Latter-day Saint bishops, who are not professional clergy or trained therapists, “run the risk of being misunderstood and accused for this — there is no shortage of people online who will say even asking about chastity is, in and of itself, abuse,” Roach said. “It is not.”

‘Dangerous by definition’

(Trent Nelson | Tribune file photo) Sam Young speaks out against one-on-one bishops' interviews at a 2018 rally in Salt Lake City.

Sam Young, a former Latter-day Saint bishop who was excommunicated after pushing for an end to these interviews, doesn’t buy Roach’s arguments.

These sessions “are dangerous by definition,” Young said Friday from his home in Houston, “and we should not be putting our children in danger.”

Giving carte blanche permission to male bishops and stake (regional) presidents — along with their counselors — to “take a child behind closed doors is super dangerous,” he said. “They have been abusive to thousands and thousands of children, and many adults have reported damages they have incurred.”

Bishops should never inquire about masturbation, he said, and then go on to ask about other sexual experiences, quizzing as to “where he put his hand and so on.”

“The world knows,” Young said, asking sexual questions in these exchanges “is wrong.”

More than two years ago, the LDS Church began allowing teens to invite a parent or other adult to sit in on bishops’ interviews.

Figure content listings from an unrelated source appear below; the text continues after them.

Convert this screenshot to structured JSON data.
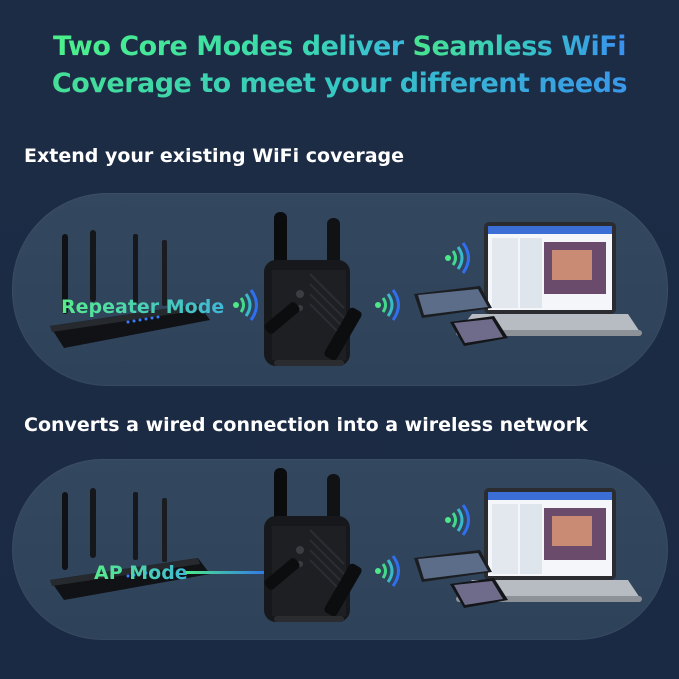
{
  "headline": {
    "line1_a": "Two Core Modes deliver ",
    "line1_b": "Seamless WiFi",
    "line2": "Coverage to meet your different needs"
  },
  "sections": [
    {
      "title": "Extend your existing WiFi coverage",
      "mode_label": "Repeater Mode"
    },
    {
      "title": "Converts a wired connection into a wireless network",
      "mode_label": "AP Mode"
    }
  ],
  "icons": [
    "router-icon",
    "wifi-signal-icon",
    "extender-icon",
    "laptop-icon",
    "tablet-icon",
    "phone-icon"
  ],
  "colors": {
    "background": "#1d2c45",
    "panel": "#31455d",
    "accent_green": "#4cf08a",
    "accent_blue": "#3a8ff0",
    "wifi_blue": "#2f6ff0"
  }
}
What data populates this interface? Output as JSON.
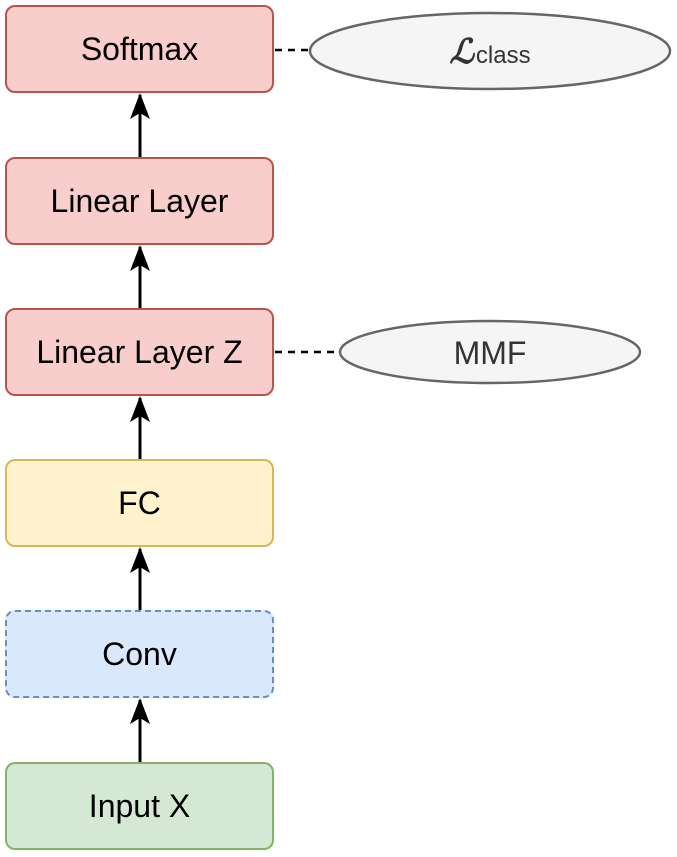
{
  "blocks": {
    "softmax": "Softmax",
    "linear_layer": "Linear Layer",
    "linear_layer_z": "Linear Layer Z",
    "fc": "FC",
    "conv": "Conv",
    "input": "Input X"
  },
  "losses": {
    "class_symbol": "ℒ",
    "class_subscript": "class",
    "mmf": "MMF"
  },
  "colors": {
    "red_fill": "#f8cecc",
    "red_stroke": "#b85450",
    "yellow_fill": "#fff2cc",
    "yellow_stroke": "#d6b656",
    "blue_fill": "#dae8fc",
    "blue_stroke": "#6c8ebf",
    "green_fill": "#d5e8d4",
    "green_stroke": "#82b366",
    "ellipse_fill": "#f5f5f5",
    "ellipse_stroke": "#666666"
  }
}
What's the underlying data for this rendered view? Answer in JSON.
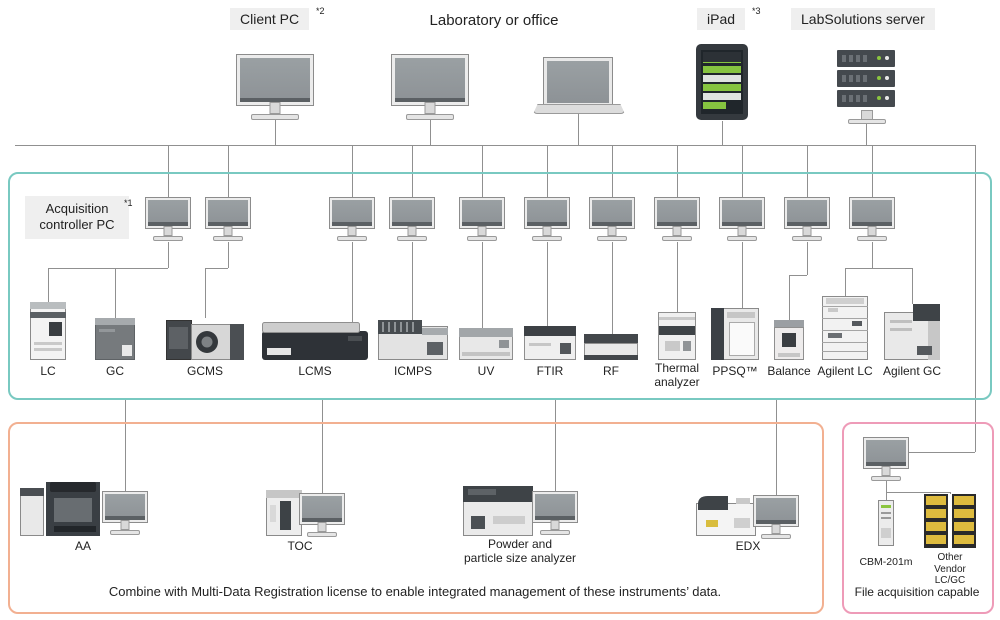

The Utah-based faith also instructs its leaders not to be “unnecessarily probing or invasive in their questions.”

Roach pointed to some recent surveys about the interviews in which “many teens feel masturbation is a topic that they need help on,” she said. “And talking to Mom and Dad is sometimes too difficult.”

She urged some flexibility on the question of open or closed doors during these sessions.

“If a kid is more comfortable that way, then, by all means, crack the door. Sometimes being visible to others but not talking loud enough that they can hear the conversation could be helpful,” she said. “I don’t have a problem with a closed door, in and of itself, if that would help the kid be comfortable, and sometimes having a closed door is what’s going to make the kid more comfortable.”

It all depends, Roach said, “upon what is going to best serve that particular kid.”

As for inviting a witness into the room, that’s up to the interviewee, but there are reasons why some teens might not want another adult in the room, she said. For one thing, there’s the discomfort of answering questions about sex — with Mom or Dad sitting right there.

And there’s the other worry: What if the parent is the abuser?

“The more people you put in that room, the more I’m going to smile and feel pressure to just say the right things,” Roach reported one such young person as saying, “even if they’re not true.”